Em maio de 2012, a Swedish Match apresentou queixa por tentativa de suborno [de Dalli]. O OLAF, cujos inquéritos se arrastam habitualmente por vários anos, tratou-a com uma celeridade invulgar, tendo o relatório final sido formalmente apresentado ao presidente da Comissão cinco meses depois. Não se trata de um documento final e não determina "nenhuma prova da participação" do comissário, segundo declaração da Comissão, em 16 de outubro.

Um porta-voz garantiu, na quarta-feira, que a Comissão irá apresentar o projeto de diretiva "nas próximas semanas", mas será necessário aguardar a nomeação do sucessor de John Dalli. Para os ativistas antitabaco, a probabilidade de o texto chegar ao fim do percurso legislativo antes do final do mandato da Comissão e do Parlamento são mais remotas que nunca. Se transitar para o próximo mandato, a indústria do tabaco ganha pelo menos um ano antes da aplicação das previstas medidas restritivas.
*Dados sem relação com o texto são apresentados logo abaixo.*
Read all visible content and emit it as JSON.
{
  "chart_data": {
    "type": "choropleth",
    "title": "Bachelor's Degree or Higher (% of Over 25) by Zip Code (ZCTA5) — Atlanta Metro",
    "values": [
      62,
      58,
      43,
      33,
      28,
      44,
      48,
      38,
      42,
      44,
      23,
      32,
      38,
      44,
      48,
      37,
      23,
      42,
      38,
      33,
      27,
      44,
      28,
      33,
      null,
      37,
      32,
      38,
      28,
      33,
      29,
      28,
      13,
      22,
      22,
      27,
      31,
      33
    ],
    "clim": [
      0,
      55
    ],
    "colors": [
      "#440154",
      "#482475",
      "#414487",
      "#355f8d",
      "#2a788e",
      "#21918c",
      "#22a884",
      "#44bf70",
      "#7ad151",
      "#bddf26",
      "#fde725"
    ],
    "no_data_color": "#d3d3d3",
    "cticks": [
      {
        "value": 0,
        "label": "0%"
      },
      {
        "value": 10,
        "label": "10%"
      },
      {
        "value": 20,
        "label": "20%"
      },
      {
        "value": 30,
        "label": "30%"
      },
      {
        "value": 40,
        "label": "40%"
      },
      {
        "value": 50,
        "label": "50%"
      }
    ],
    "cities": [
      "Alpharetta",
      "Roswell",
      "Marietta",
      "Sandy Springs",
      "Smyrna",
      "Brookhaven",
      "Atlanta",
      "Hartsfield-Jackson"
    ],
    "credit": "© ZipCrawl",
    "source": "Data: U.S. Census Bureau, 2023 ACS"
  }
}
Um ano mais, já que, inicialmente, o projeto estava anunciado para o verão... de 2011.

Diretiva antitabaco

Bruxelas quer evitar que grandes tabaqueiras tirem partido do “Dalligate”

O comissário responsável pelas Relações Interinstitucionais e da Administração, o eslovaco Maroš Ševčovič, foi encarregado, de urgência, de assegurar interinamente a pasta de John Dalli na Saúde e Política dos Consumidores enquanto espera que Malta designe o seu substituto, o que deverá acontecer até meados de novembro. Ševčovič disse ao diário de Bratislava SME que deverá garantir que a nova diretiva sobre o tabaco em que Dalli estava a trabalhar “seja adotada o mais depressa possível”. Mais restritiva que as anteriores, entre outras coisas, prevê avisos mais severos nos maços de cigarros e limitações para os cigarros aromáticos e eletrónicos.